Letzten Endes bleiben wir in Stralsund, weil sich mein Vater, der ja Jahrgang 1898 ist, in seinem Alter auch in der Bundesrepublik keine Berufschancen mehr ausrechnet. Noch einmal bei Null anzufangen, erschien ihm unmöglich. Dennoch muss die Frage irgendwann
Anfang/Mitte der 50er Jahre einmal sehr akut gewesen sein, denn auch ich werde mit einbezogen. Meine entsetzte Antwort: „Ich will hier nicht weg!“ Die Vorstellung, Schule, Klasse, Lehrer, meine Freundin usw. aufzugeben, war für mich völlig undenkbar.
So bleibt also die „alte Intelligenz“ in Stralsund und macht das Auf und Ab in den Folgejahren mit. Es wird in der Tendenz allerdings mehr ein Ab. In den Jahren bis 1956 etwa wird die technische Intelligenz immer wieder mit Bedacht gehätschelt. So gibt es beispielsweise in der Werft einen „Intelligenz-Speisesaal“ mit weißen Tischtüchern und anfangs sogar mit Bedienung, wo die leitenden Angestellten essen. Dieser Raum dient auch kleineren „elitären“ Veranstaltungen als Heimstatt. So hält beispielsweise im Februar 1955 Prof. Lemnitz (Wirtschaftswissenschaftler, später Minister für Volksbildung, Vorgänger von Margot Honecker) im Intelligenz-Speisesaal der Werft einen Vortrag vor „…Angehörigen der schaffenden Intelligenz unserer Volkswerft“. In dieser Zeit legt man auch großen Wert darauf, dass sich Intelligenzler zu politischen Tagesfragen äußern. So finde ich in der Werftzeitung vom 16. Juli 1955 einige markige Worte meines Vaters unter der Überschrift „Intelligenzler zu der Einladung an Adenauer“: Ingenieur Brandt, Abteilungsleiter Forschung und Entwicklung, begrüßt vor allem, dass die Sowjetunion die Initiative zu Besprechungen mit Adenauer ergriffen hat. Dadurch ist die Möglichkeit zur Erhaltung des Friedens und zu einer Wiedervereinigung gegeben. Er sagte weiter: „Das gesamte Deutschland muss darauf dringen, dass es zu einer Einigung in Moskau kommt und Adenauer von seinen Bündnissen mit dem Westen ablässt“.Ob er das wirklich gesagt hat, ist zumindest für die indirekt wiedergegebene Rede zweifelhaft. Andererseits wird deutlich, dass das Thema Wiedervereinigung in jenen Jahren noch allgegenwärtig ist, was ich aus meiner Oberschulzeit, also 1959 bis 1963, bestätigen kann, da wir alle Vorschläge, Deutschlandpläne usw. im Fach Staatsbürgerkunde durchkauen.

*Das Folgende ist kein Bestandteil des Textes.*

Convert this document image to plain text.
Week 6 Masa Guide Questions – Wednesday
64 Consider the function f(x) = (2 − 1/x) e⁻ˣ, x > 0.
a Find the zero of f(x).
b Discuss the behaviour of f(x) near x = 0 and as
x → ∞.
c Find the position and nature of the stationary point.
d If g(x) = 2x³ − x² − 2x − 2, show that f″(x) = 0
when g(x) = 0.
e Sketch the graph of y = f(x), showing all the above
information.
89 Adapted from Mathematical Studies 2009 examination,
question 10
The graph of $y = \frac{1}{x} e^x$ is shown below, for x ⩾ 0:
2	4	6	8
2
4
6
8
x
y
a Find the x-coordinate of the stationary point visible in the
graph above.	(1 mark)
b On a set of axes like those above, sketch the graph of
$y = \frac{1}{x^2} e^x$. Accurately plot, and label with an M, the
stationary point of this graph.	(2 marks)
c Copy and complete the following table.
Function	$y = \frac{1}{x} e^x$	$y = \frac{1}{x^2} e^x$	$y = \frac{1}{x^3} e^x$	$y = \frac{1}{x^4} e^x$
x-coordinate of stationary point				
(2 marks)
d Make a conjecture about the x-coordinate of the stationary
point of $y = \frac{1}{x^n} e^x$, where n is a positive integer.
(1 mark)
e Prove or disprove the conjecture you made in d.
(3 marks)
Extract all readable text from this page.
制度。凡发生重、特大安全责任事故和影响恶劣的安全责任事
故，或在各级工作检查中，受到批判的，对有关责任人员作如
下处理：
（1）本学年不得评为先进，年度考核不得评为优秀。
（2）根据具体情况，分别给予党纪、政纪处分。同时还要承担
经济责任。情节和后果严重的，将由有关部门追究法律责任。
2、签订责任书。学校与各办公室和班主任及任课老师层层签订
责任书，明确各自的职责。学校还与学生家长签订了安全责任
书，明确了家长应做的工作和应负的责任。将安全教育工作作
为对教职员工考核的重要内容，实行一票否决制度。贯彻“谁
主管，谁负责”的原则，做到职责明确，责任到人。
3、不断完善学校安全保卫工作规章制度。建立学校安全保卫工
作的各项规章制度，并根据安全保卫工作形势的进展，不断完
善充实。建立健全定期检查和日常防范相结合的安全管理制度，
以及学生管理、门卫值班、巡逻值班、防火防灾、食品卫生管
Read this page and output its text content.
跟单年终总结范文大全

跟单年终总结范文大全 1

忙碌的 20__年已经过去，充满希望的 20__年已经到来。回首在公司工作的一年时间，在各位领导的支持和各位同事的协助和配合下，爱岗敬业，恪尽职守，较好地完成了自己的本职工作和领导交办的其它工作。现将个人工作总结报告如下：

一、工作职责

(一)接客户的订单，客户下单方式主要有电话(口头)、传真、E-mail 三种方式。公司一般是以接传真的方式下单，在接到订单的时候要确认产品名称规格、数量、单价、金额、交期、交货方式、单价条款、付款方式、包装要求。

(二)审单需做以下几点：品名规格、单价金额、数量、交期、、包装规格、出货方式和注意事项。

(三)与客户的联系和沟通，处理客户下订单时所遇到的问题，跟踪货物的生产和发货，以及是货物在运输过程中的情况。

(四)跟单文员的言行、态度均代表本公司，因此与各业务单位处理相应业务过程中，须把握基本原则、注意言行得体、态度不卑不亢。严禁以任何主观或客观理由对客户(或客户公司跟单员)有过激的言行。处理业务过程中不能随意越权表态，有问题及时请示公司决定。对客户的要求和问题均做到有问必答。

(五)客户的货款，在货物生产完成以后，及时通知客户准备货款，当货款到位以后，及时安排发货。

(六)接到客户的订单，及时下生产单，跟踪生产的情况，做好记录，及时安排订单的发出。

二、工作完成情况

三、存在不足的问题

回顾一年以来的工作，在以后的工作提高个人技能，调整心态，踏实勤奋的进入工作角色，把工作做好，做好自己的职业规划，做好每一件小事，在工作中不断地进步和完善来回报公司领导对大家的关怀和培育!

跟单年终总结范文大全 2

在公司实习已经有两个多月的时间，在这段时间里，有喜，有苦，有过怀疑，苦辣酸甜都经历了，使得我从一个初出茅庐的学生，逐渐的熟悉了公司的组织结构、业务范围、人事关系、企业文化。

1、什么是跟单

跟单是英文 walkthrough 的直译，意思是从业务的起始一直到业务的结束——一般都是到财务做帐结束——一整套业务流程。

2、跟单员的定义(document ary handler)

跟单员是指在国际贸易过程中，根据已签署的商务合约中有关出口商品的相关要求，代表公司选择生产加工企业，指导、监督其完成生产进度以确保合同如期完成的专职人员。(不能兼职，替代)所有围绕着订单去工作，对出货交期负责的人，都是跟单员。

Dass normale Alltagsthemen in der Werftzeitung separat nach Intelligenz und Werkern abgehandelt werden, kann man noch bis Anfang der 60er-Jahre verfolgen. Bis zum
Mauerbau 1961 versucht man wenigstens noch ab und zu einen moderaten Umgang mit der schaffenden Intelligenz vor allem in der Industrie, denn zu viele verlassen das Land. Gemessen wird die Intelligenz aber stets an ihrer Haltung zur Partei der Arbeiterklasse, zur SED. Bei uns zu Hause kocht die Diskussion über die Intelligenz an den verschiedensten Enden hoch. Ein Thema, an das ich mich sehr deutlich erinnere, ist die Begabtenförderung. Das ist ein derart bürgerlicher Begriff, der schon als Wort gefährlich ist. Wer es verwendet, outet sich automatisch als „Gestriger“. Im Sozialismus jener Jahre lehnt man Begabungen total ab. Ein fataler Irrtum, der sich später auswirkt, als man nämlich viele Begabungen bereits hatte verkümmern lassen. Wenn ein Schüler damals nun durch überdurchschnittliche Leistungen auffällt, gibt es keine „Extraration“ an Wissen, sondern es wird als einziges angeboten, dass er eine Klasse überspringt. Das ist auch in unserer Familie diskutiert worden, kam aber nicht zustande, denn erstens habe ich mich mit Händen und Füßen gewehrt (Begründung, siehe oben!), und zweitens sind meine Eltern sehr vernünftig, denn ich war ja bereits in meiner Altersklasse die Jüngste.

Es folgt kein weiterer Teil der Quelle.